缺血性中风导致神经元细胞死亡，并诱发一系列炎症信号，导致继发性脑损伤。尽管不断努力发展治疗策略并揭示导致该疾病生理病理的分子机制，但仍然有很多不清楚的地方。膜结合的Toll样受体（TLR）和胞质核苷酸结合寡聚域（NOD）样受体（NLR）是模式识别受体的两个主要家族，它们启动了促炎性信号通路。在本研究中，我们探索了NL​​RP10在野生型（WT）和NLRP10基因敲除（KO）小鼠中通过诱导大脑中动脉闭塞/再灌注（MCAO）损伤来调节急性缺血性卒中的炎症反应的作用。该研究首先表明，NLRP10在野生型小鼠的缺血半影中过表达。然后，在具有NLRP10敲除的小鼠中，MCAO后，脑梗塞体积显着减少，并且运动活性得到改善。TURP染色细胞数量的减少证明了NLRP10的敲除也减轻了细胞凋亡。此外，NLRP10缺乏减弱了MCAO手术小鼠海马中神经胶质细胞的激活。NLRP10抑制改善了中风后小鼠外周血血清和海马中炎性因子的水平。MCAO处理后，NLRP10切除可明显抑制Toll样受体（TLR）-4 /核因子-κB（NF-κB）信号通路的激活。

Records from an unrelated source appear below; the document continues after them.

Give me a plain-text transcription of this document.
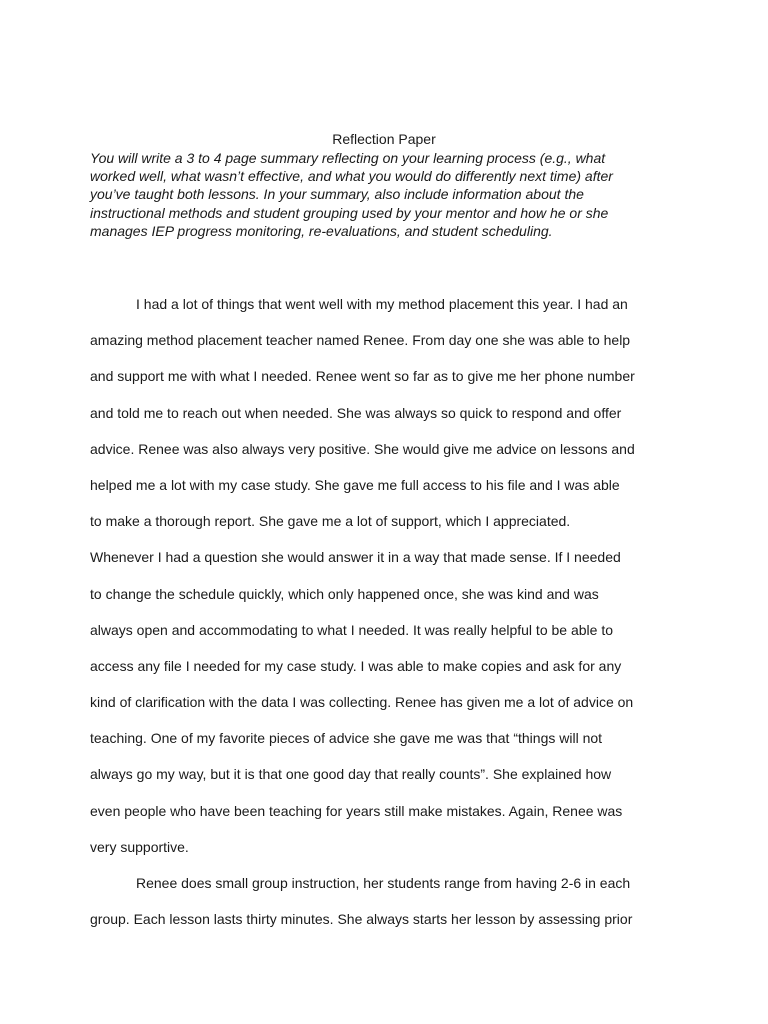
Reflection Paper
You will write a 3 to 4 page summary reflecting on your learning process (e.g., what
worked well, what wasn’t effective, and what you would do differently next time) after
you’ve taught both lessons. In your summary, also include information about the
instructional methods and student grouping used by your mentor and how he or she
manages IEP progress monitoring, re-evaluations, and student scheduling.
I had a lot of things that went well with my method placement this year. I had an
amazing method placement teacher named Renee. From day one she was able to help
and support me with what I needed. Renee went so far as to give me her phone number
and told me to reach out when needed. She was always so quick to respond and offer
advice. Renee was also always very positive. She would give me advice on lessons and
helped me a lot with my case study. She gave me full access to his file and I was able
to make a thorough report. She gave me a lot of support, which I appreciated.
Whenever I had a question she would answer it in a way that made sense. If I needed
to change the schedule quickly, which only happened once, she was kind and was
always open and accommodating to what I needed. It was really helpful to be able to
access any file I needed for my case study. I was able to make copies and ask for any
kind of clarification with the data I was collecting. Renee has given me a lot of advice on
teaching. One of my favorite pieces of advice she gave me was that “things will not
always go my way, but it is that one good day that really counts”. She explained how
even people who have been teaching for years still make mistakes. Again, Renee was
very supportive.
Renee does small group instruction, her students range from having 2-6 in each
group. Each lesson lasts thirty minutes. She always starts her lesson by assessing prior
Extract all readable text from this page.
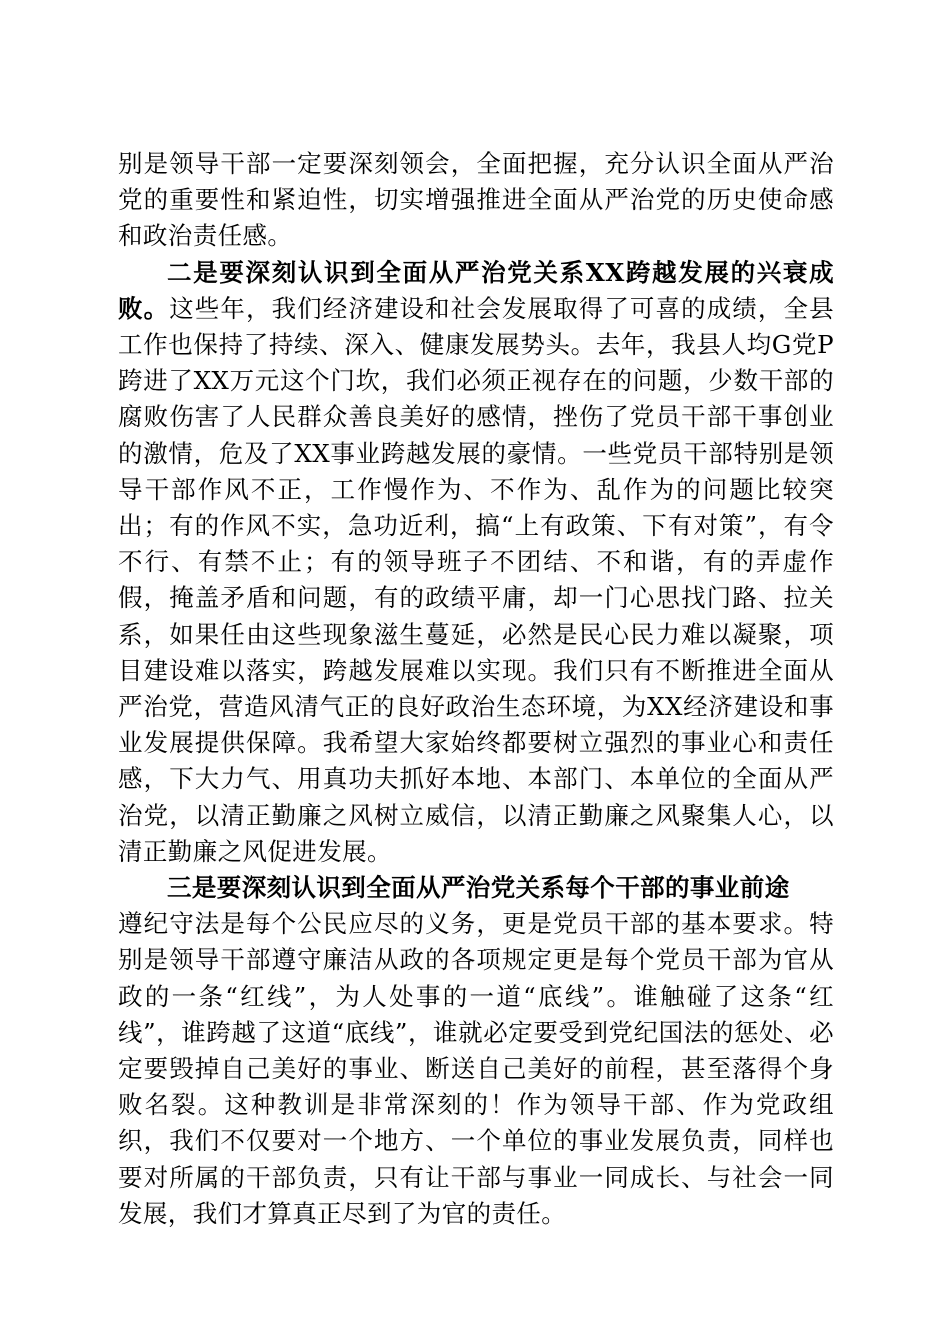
别是领导干部一定要深刻领会，全面把握，充分认识全面从严治党的重要性和紧迫性，切实增强推进全面从严治党的历史使命感和政治责任感。

二是要深刻认识到全面从严治党关系XX跨越发展的兴衰成败。这些年，我们经济建设和社会发展取得了可喜的成绩，全县工作也保持了持续、深入、健康发展势头。去年，我县人均G党P跨进了XX万元这个门坎，我们必须正视存在的问题，少数干部的腐败伤害了人民群众善良美好的感情，挫伤了党员干部干事创业的激情，危及了XX事业跨越发展的豪情。一些党员干部特别是领导干部作风不正，工作慢作为、不作为、乱作为的问题比较突出；有的作风不实，急功近利，搞“上有政策、下有对策”，有令不行、有禁不止；有的领导班子不团结、不和谐，有的弄虚作假，掩盖矛盾和问题，有的政绩平庸，却一门心思找门路、拉关系，如果任由这些现象滋生蔓延，必然是民心民力难以凝聚，项目建设难以落实，跨越发展难以实现。我们只有不断推进全面从严治党，营造风清气正的良好政治生态环境，为XX经济建设和事业发展提供保障。我希望大家始终都要树立强烈的事业心和责任感，下大力气、用真功夫抓好本地、本部门、本单位的全面从严治党，以清正勤廉之风树立威信，以清正勤廉之风聚集人心，以清正勤廉之风促进发展。

三是要深刻认识到全面从严治党关系每个干部的事业前途
遵纪守法是每个公民应尽的义务，更是党员干部的基本要求。特别是领导干部遵守廉洁从政的各项规定更是每个党员干部为官从政的一条“红线”，为人处事的一道“底线”。谁触碰了这条“红线”，谁跨越了这道“底线”，谁就必定要受到党纪国法的惩处、必定要毁掉自己美好的事业、断送自己美好的前程，甚至落得个身败名裂。这种教训是非常深刻的！作为领导干部、作为党政组织，我们不仅要对一个地方、一个单位的事业发展负责，同样也要对所属的干部负责，只有让干部与事业一同成长、与社会一同发展，我们才算真正尽到了为官的责任。
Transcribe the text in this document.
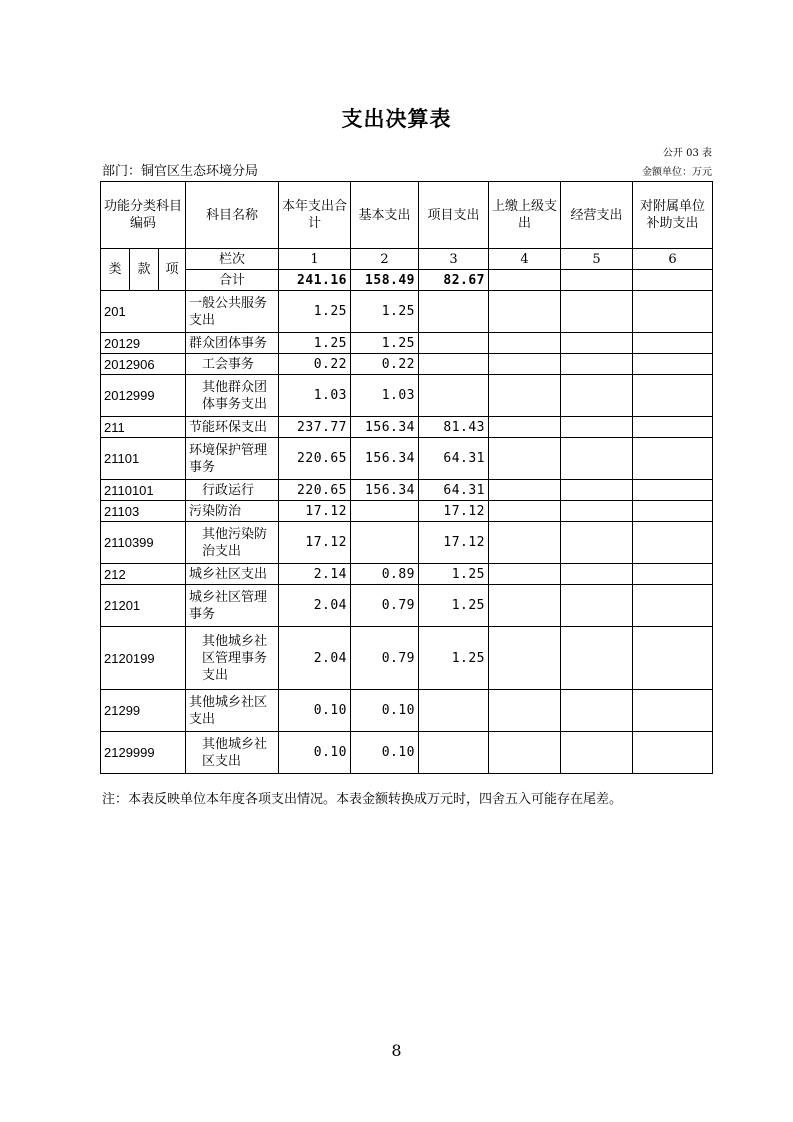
支出决算表
公开 03 表
部门：铜官区生态环境分局	金额单位：万元
功能分类科目编码			科目名称	本年支出合计	基本支出	项目支出	上缴上级支出	经营支出	对附属单位补助支出
类	款	项	栏次	1	2	3	4	5	6
			合计	241.16	158.49	82.67			
201			一般公共服务支出	1.25	1.25				
20129			群众团体事务	1.25	1.25				
2012906			工会事务	0.22	0.22				
2012999			其他群众团体事务支出	1.03	1.03				
211			节能环保支出	237.77	156.34	81.43			
21101			环境保护管理事务	220.65	156.34	64.31			
2110101			行政运行	220.65	156.34	64.31			
21103			污染防治	17.12		17.12			
2110399			其他污染防治支出	17.12		17.12			
212			城乡社区支出	2.14	0.89	1.25			
21201			城乡社区管理事务	2.04	0.79	1.25			
2120199			其他城乡社区管理事务支出	2.04	0.79	1.25			
21299			其他城乡社区支出	0.10	0.10				
2129999			其他城乡社区支出	0.10	0.10				
注：本表反映单位本年度各项支出情况。本表金额转换成万元时，四舍五入可能存在尾差。
8
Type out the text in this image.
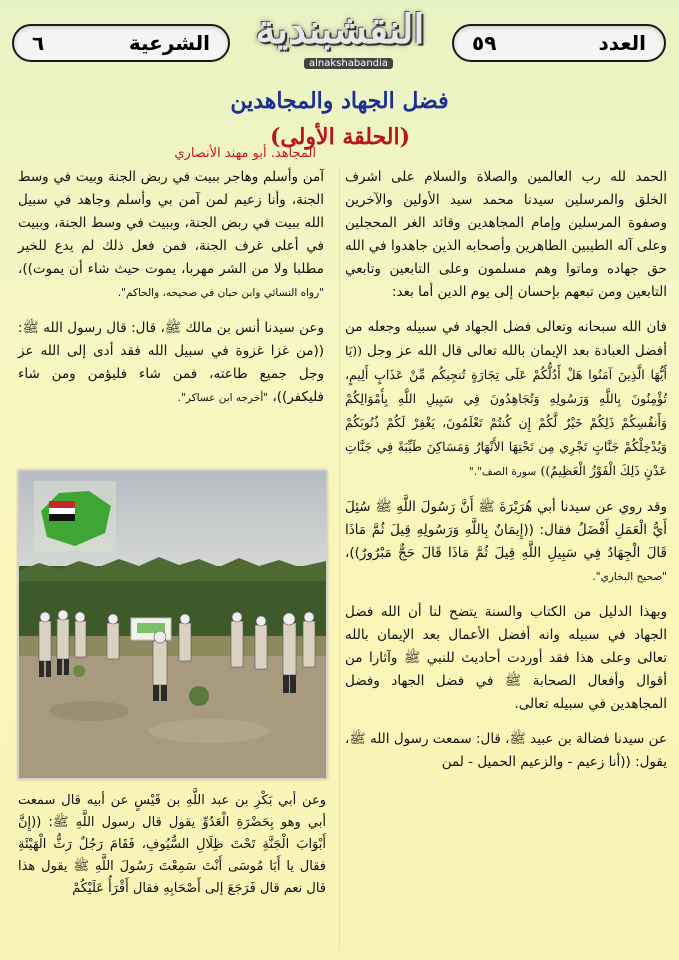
الشرعية
٦	النقشبندية
alnakshabandia
العدد
٥٩
فضل الجهاد والمجاهدين
(الحلقة الأولى)
المجاهد. أبو مهند الأنصاري

الحمد لله رب العالمين والصلاة والسلام على اشرف الخلق والمرسلين سيدنا محمد سيد الأولين والآخرين وصفوة المرسلين وإمام المجاهدين وقائد الغر المحجلين وعلى آله الطيبين الطاهرين وأصحابه الذين جاهدوا في الله حق جهاده وماتوا وهم مسلمون وعلى التابعين وتابعي التابعين ومن تبعهم بإحسان إلى يوم الدين أما بعد:

فان الله سبحانه وتعالى فضل الجهاد في سبيله وجعله من أفضل العبادة بعد الإيمان بالله تعالى قال الله عز وجل ((يَا أَيُّهَا الَّذِينَ آمَنُوا هَلْ أَدُلُّكُمْ عَلَى تِجَارَةٍ تُنجِيكُم مِّنْ عَذَابٍ أَلِيمٍ، تُؤْمِنُونَ بِاللَّهِ وَرَسُولِهِ وَتُجَاهِدُونَ فِي سَبِيلِ اللَّهِ بِأَمْوَالِكُمْ وَأَنفُسِكُمْ ذَلِكُمْ خَيْرٌ لَّكُمْ إِن كُنتُمْ تَعْلَمُونَ، يَغْفِرْ لَكُمْ ذُنُوبَكُمْ وَيُدْخِلْكُمْ جَنَّاتٍ تَجْرِي مِن تَحْتِهَا الأَنْهَارُ وَمَسَاكِنَ طَيِّبَةً فِي جَنَّاتِ عَدْنٍ ذَلِكَ الْفَوْزُ الْعَظِيمُ)) سورة الصف"."

وقد روي عن سيدنا أبي هُرَيْرَةَ ﷺ أَنَّ رَسُولَ اللَّهِ ﷺ سُئِلَ أَيُّ الْعَمَلِ أَفْضَلُ فقال: ((إِيمَانٌ بِاللَّهِ وَرَسُولِهِ قِيلَ ثُمَّ مَاذَا قَالَ الْجِهَادُ فِي سَبِيلِ اللَّهِ قِيلَ ثُمَّ مَاذَا قَالَ حَجٌّ مَبْرُورٌ))، "صحيح البخاري".

وبهذا الدليل من الكتاب والسنة يتضح لنا أن الله فضل الجهاد في سبيله وانه أفضل الأعمال بعد الإيمان بالله تعالى وعلى هذا فقد أوردت أحاديث للنبي ﷺ وآثارا من أقوال وأفعال الصحابة ﷺ في فضل الجهاد وفضل المجاهدين في سبيله تعالى.

عن سيدنا فضالة بن عبيد ﷺ، قال: سمعت رسول الله ﷺ، يقول: ((أنا زعيم - والزعيم الحميل - لمن

آمن وأسلم وهاجر ببيت في ربض الجنة وبيت في وسط الجنة، وأنا زعيم لمن آمن بي وأسلم وجاهد في سبيل الله ببيت في ربض الجنة، وببيت في وسط الجنة، وببيت في أعلى غرف الجنة، فمن فعل ذلك لم يدع للخير مطلبا ولا من الشر مهربا، يموت حيث شاء أن يموت))، "رواه النسائي وابن حبان في صحيحه، والحاكم".

وعن سيدنا أنس بن مالك ﷺ، قال: قال رسول الله ﷺ: ((من غزا غزوة في سبيل الله فقد أدى إلى الله عز وجل جميع طاعته، فمن شاء فليؤمن ومن شاء فليكفر))، "أخرجه ابن عساكر".

وعن أبي بَكْرِ بن عبد اللَّهِ بن قَيْسٍ عن أبيه قال سمعت أبي وهو بِحَضْرَةِ الْعَدُوِّ يقول قال رسول اللَّهِ ﷺ: ((إِنَّ أَبْوَابَ الْجَنَّةِ تَحْتَ ظِلَالِ السُّيُوفِ، فَقَامَ رَجُلٌ رَثُّ الْهَيْئَةِ فقال يا أَبَا مُوسَى أَنْتَ سَمِعْتَ رَسُولَ اللَّهِ ﷺ يقول هذا قال نعم قال فَرَجَعَ إلى أَصْحَابِهِ فقال أَقْرَأُ عَلَيْكُمْ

重要的是，包括NLRP12，ASC和Caspase-1在内的炎症小体，NLRP10的缺失明显阻止了MCAO在小鼠海马中诱导的凋亡。以上结果主要在没有NLRP10的情况下在LPS孵育的星形胶质细胞中得到验证。相应地，在LPS处理的星形胶质细胞中，过表达NLRP10明显恢复了通过破坏TLR-4 /NF-κB和NLRP12 / ASC / Caspase-1途径而使NLRP10敲除减少的炎症。因此，以上结果表明NLRP10在调节缺血性中风中起着至关重要的作用，这表明NLRP10是保护人类免受中风的有希望的靶标。